Whether it be the proto and primordial “let’s prove this works” of Kuarahy or the overwhelming darkness of its follower Dancing Into Oblivion, there was an intriguing intensity to the first pair of White Stones releases, which also makes their younger sibling in the group’s newest album Memoria Viva all the more interesting. With a three-year gap between releases, Memoria Viva is a different beast entirely, one that has the hallmarks of its older siblings but one that is also more interested in the flow and dynamics of its overall experience than tying it down into one particular song.

Three years sits on the starter ledge of “decent sized gap between albums” and is sometimes the result of band lineups shifting, yet in this case White Stones remains fairly unscathed; the crew that made up the Dancing Into Oblivion lineup remains for Memoria Viva. As the group have had more time to gel together, it becomes clear how Memoria Viva became a more organic-sounding album, because it’s rare you get a release like this without it being the result of a mostly united vision.

Songs throughout Memoria Viva are broken up with interstitial bits, including multiple instrumental interludes and introductions – sometimes adding quite a bit of run-time to particular songs – and elsewhere in the album the music remains as exploratory as White Stones could make it. Songs have a habit of swaying and swirling around, as if locked in an eternal dance of their own, and so even though you may not have as much of vocalist Eloi Boucherie‘s raspy growl, there is more room for the band themselves to flex their muscles. Which might explain the sudden appearance of a surprisingly Opeth-ian sounding song in “Zamba de Orun,” right down to the flute get-down that happens in the center of the song.

Yet we would be remiss in our duties to spend the whole time pointing out how Memoria Viva twists and turns with agile grace and then zeroing in on how the album deviates from the usual White Stones blueprint. The early pairing of “Humanoides” and “D-Generación” features plenty of head-spinning changes within and rolling guitar and bass. Generally, Memoria Viva moves with an instrumental/scene-setting introduction and then two to three songs and another background-builder will follow. Eventually, those painterly instrumental tracks just get folded into the regular introductions, which is why the last few songs tend to be a little beefier on the run-time.

A journey like the pair of “Grito Al Silencio” and “Vencedores Vencidos” is well worth the effort though, with those two also containing one of the few times where there is something of an ear-hooking melody on Memoria Viva. White Stones haven’t been much of your traditional “hummable melody” style of group; instead, the deftness with which they play is what makes them stick out. You’re meant to appreciate this sort of thing, not nod your head along to it like some sort of simpleton.

You’re likely going to be taking Memoria Viva in as one journey more often than not. The actual amount of “full band” songs within Memoria Viva is probably closer to a six-song extended EP, yet the way songs are constantly floating and spilling into one another means that it would almost be lesser without the band flexing their muscles on the multitude of instrumentals in between. Memoria Viva has peaks and valleys in the way a truly planned work does; the sequencing isn’t at random and this is an album where there isn’t really any clear standout “single”.

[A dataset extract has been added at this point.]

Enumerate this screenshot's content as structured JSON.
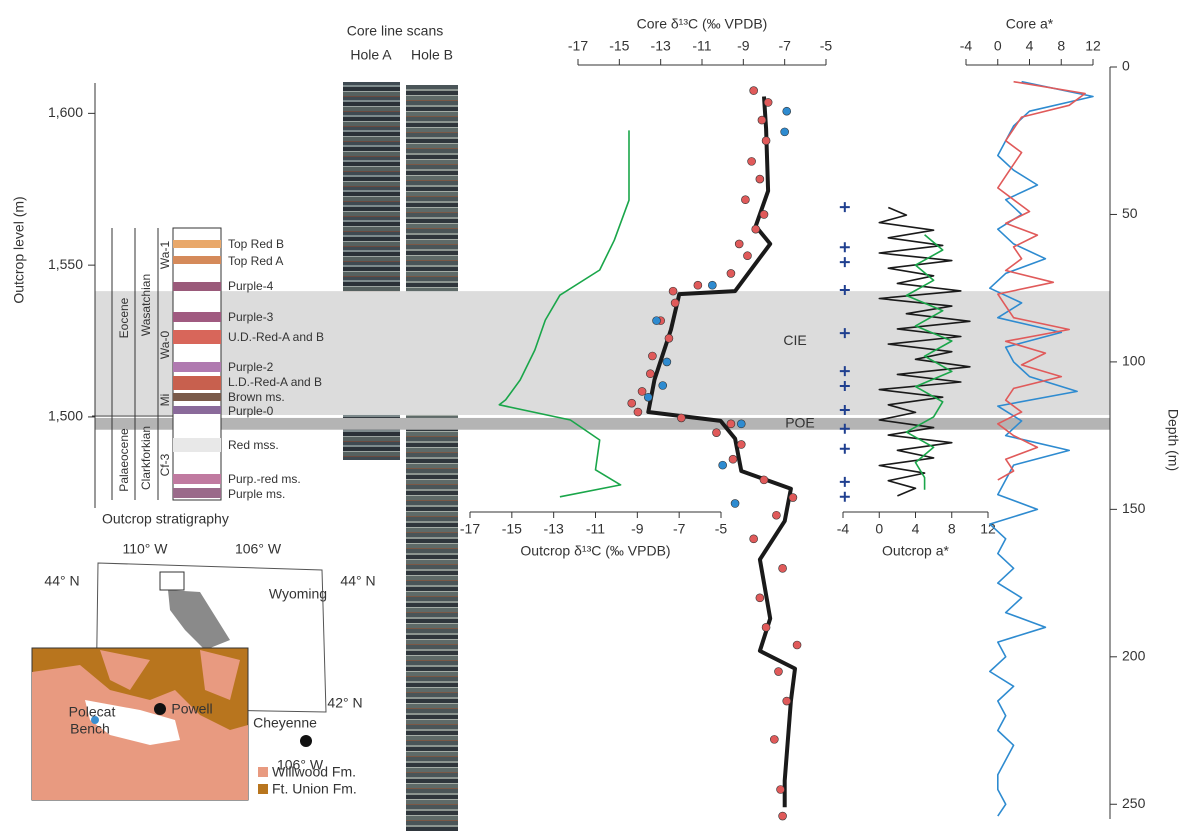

These are intricately written songs and proof of how malleable the “progressive death metal” tag can be made. It’s not as overwhelmingly dark as its immediate predecessor and shares more with its first-album sibling Kaurahy; Memoria Viva takes many of those ideas and expands them into full form. It continues White Stones‘ trend of their albums being fascinating from a listening standpoint, and while it may not have the sort of urgent and immediate appeal that we rely on in heavy metal, there’s so much to appreciate and dissect here that it is well worth a listen.